This case uses the concept of social entrepreneurship to analyze the entrepreneurial journey of Mr Suraj Prakash and his social enterprise, the Swasth Foundation. It further deepens our understanding of strategic decision-making by exploring the successful use of pivots.
The case was primarily developed through a series of interviews with the leadership team over a year. Secondary sources included literature about Swasth Foundation available on the internet and those shared by the founder.
In 2008, Suraj Prakash left McKinsey & Company after six and half years in the health and development sector as an engagement manager. Along with his friends, Aman Paul and Ankur Sharma, he established Swasth with the goal of building an ecosystem that delivered high-quality, affordable and accountable health services to low-income communities in India. Right from its inception, Swasth went through many fundamental shifts in terms of its business model, team composition and even the nature of its existence; however, this did not deter Suraj from pursuing his goal.

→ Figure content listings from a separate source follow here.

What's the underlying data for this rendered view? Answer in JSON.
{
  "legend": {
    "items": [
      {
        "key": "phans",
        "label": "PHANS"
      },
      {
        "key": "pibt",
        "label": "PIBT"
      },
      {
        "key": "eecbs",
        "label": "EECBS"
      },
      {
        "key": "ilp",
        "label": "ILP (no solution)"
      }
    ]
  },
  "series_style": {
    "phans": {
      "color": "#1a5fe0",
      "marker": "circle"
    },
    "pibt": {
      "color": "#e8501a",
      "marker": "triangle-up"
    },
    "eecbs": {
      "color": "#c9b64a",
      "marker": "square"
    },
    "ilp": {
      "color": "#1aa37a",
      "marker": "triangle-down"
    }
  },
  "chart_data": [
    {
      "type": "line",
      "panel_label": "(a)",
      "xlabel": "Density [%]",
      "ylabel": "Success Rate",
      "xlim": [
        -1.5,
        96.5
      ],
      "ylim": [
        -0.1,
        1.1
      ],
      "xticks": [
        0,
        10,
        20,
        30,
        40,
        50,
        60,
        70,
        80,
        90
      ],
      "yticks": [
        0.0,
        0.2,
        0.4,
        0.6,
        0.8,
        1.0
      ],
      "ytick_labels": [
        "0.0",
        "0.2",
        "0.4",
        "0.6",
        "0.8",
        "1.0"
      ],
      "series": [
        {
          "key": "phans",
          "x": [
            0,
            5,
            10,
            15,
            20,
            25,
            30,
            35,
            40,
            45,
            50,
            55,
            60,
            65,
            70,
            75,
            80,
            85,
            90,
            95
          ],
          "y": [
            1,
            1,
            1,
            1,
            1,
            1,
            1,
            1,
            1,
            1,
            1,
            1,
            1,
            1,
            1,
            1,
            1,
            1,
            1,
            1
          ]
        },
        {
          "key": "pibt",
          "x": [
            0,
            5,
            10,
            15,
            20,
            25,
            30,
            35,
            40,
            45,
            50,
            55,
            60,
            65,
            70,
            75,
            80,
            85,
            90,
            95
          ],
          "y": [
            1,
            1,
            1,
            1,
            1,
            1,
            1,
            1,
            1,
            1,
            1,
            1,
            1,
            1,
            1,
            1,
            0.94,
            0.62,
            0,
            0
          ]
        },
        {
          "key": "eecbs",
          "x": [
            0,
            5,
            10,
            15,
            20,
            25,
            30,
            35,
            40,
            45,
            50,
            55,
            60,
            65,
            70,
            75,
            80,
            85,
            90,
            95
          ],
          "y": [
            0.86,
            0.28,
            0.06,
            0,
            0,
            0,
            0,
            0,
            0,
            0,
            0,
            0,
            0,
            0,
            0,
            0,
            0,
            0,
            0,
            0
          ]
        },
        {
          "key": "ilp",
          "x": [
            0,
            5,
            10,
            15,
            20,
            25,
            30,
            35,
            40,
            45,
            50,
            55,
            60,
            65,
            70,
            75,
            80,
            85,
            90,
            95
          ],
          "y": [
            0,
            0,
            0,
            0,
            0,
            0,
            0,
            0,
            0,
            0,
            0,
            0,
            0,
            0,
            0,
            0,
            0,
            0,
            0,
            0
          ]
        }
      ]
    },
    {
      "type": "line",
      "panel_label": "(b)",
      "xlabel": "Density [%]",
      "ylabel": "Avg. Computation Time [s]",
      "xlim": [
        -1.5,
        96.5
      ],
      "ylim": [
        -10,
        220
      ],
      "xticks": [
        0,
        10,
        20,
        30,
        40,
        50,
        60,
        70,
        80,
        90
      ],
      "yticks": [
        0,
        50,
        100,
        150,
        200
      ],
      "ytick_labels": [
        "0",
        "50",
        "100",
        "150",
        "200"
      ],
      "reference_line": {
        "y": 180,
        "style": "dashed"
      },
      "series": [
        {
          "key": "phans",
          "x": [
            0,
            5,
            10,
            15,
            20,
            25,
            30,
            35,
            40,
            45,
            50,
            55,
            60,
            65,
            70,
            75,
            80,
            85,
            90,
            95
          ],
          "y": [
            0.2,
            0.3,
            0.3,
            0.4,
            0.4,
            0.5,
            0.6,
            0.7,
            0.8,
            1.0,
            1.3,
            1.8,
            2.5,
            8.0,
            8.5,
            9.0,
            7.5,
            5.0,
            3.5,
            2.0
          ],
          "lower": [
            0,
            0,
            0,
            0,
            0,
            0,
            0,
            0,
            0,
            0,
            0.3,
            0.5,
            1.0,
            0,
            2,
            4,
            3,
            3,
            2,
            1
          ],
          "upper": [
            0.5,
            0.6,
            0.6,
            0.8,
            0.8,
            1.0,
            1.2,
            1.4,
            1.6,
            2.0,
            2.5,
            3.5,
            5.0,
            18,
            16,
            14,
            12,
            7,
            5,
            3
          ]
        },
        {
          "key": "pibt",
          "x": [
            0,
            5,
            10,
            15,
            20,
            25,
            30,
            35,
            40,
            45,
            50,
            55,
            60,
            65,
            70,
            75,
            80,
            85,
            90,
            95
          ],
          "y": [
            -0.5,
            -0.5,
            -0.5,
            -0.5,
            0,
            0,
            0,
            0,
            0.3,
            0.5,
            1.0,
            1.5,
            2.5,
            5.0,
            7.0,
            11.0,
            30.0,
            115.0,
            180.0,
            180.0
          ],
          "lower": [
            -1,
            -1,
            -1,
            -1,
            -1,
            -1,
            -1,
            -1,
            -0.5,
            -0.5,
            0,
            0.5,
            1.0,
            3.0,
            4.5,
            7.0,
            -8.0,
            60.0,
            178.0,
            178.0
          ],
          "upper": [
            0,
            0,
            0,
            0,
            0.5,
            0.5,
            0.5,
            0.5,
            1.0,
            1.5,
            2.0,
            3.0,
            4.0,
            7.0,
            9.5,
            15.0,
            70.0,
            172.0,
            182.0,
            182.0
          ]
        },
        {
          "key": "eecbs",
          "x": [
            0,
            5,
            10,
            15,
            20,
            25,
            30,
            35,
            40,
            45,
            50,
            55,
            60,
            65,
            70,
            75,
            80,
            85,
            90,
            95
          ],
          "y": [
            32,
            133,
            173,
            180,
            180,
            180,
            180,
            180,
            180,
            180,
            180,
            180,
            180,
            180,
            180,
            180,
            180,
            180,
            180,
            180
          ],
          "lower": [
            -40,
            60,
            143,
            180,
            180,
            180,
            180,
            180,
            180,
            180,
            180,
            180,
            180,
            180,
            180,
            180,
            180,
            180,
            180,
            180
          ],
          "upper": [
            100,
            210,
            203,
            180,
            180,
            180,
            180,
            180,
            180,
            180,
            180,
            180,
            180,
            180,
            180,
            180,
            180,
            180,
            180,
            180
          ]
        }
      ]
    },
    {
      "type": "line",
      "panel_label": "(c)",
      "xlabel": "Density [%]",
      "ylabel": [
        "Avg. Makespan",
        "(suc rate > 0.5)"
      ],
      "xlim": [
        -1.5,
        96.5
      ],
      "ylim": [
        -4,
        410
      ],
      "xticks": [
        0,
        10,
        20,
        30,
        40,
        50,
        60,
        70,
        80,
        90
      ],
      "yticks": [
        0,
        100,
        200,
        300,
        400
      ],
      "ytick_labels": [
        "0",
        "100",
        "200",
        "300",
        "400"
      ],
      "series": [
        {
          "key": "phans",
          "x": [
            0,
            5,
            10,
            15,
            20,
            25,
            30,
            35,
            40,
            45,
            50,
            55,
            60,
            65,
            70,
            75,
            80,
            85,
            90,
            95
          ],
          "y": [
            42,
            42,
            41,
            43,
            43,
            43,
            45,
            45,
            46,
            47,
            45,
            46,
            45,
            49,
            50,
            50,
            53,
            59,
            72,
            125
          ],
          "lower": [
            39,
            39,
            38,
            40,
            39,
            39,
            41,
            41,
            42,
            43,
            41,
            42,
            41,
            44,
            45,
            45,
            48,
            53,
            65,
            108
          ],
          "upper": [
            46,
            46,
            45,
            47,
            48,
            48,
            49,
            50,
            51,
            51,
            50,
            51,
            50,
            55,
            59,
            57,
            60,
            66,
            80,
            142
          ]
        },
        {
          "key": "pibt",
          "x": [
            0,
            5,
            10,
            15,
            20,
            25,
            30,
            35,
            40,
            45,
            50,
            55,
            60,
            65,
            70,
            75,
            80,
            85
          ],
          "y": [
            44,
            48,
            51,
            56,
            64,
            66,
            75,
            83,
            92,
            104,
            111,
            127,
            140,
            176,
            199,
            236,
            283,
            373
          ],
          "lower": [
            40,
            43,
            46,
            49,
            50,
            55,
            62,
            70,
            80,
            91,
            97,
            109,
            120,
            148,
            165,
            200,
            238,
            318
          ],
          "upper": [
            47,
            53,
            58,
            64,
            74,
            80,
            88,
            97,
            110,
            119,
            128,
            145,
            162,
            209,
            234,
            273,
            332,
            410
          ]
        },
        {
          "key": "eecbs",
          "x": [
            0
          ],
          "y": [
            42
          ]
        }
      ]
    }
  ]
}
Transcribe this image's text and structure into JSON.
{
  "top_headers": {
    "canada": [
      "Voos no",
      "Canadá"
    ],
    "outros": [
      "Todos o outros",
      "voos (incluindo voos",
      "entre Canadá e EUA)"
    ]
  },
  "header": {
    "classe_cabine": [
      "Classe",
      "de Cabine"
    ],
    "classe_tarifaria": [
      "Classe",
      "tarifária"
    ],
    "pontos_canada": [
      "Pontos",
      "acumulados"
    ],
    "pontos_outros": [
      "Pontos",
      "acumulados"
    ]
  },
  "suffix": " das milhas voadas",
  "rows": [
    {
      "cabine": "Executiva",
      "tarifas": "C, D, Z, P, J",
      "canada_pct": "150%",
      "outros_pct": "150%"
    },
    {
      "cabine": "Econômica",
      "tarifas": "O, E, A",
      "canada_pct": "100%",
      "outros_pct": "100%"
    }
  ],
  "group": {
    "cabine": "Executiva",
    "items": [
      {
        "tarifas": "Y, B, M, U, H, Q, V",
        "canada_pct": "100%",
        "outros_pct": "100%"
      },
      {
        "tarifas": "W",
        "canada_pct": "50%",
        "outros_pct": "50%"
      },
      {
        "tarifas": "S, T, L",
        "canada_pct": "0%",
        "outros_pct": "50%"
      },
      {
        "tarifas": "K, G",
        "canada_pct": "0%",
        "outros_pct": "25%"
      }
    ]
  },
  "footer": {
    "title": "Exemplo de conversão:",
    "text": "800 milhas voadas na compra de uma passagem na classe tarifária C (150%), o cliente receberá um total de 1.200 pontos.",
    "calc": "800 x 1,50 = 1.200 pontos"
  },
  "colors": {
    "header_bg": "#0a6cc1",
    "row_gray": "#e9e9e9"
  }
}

The case brings into focus the health-care system of India, especially in the context of the urban poor and the challenges they are facing, followed by the initiatives taken by Swasth Foundation and the impact it is trying to create. The remainder of the case delves into Suraj’s entrepreneurial journey and the three pivotal decisions that changed the course of his organization over 11 years. It will also provide a transpicuous view of the entrepreneurial decision-making process through the lens of pivoting. As Suraj and his team are trying to bring about the required changes through the third pivot, there remain some challenges that need to be addressed for a successful implementation.
Complexity academic level
The case is written for business management students and can be used in general management, entrepreneurship and strategy classes. The case can be used for discussions on leadership, social entrepreneurship and strategic decision-making. It is suited for both undergraduate and postgraduate levels.
Disclaimer. This case is written solely for educational purposes and is not intended to represent successful or unsuccessful managerial decision making. The author/s may have disguised names; financial and other recognizable information to protect confidentiality.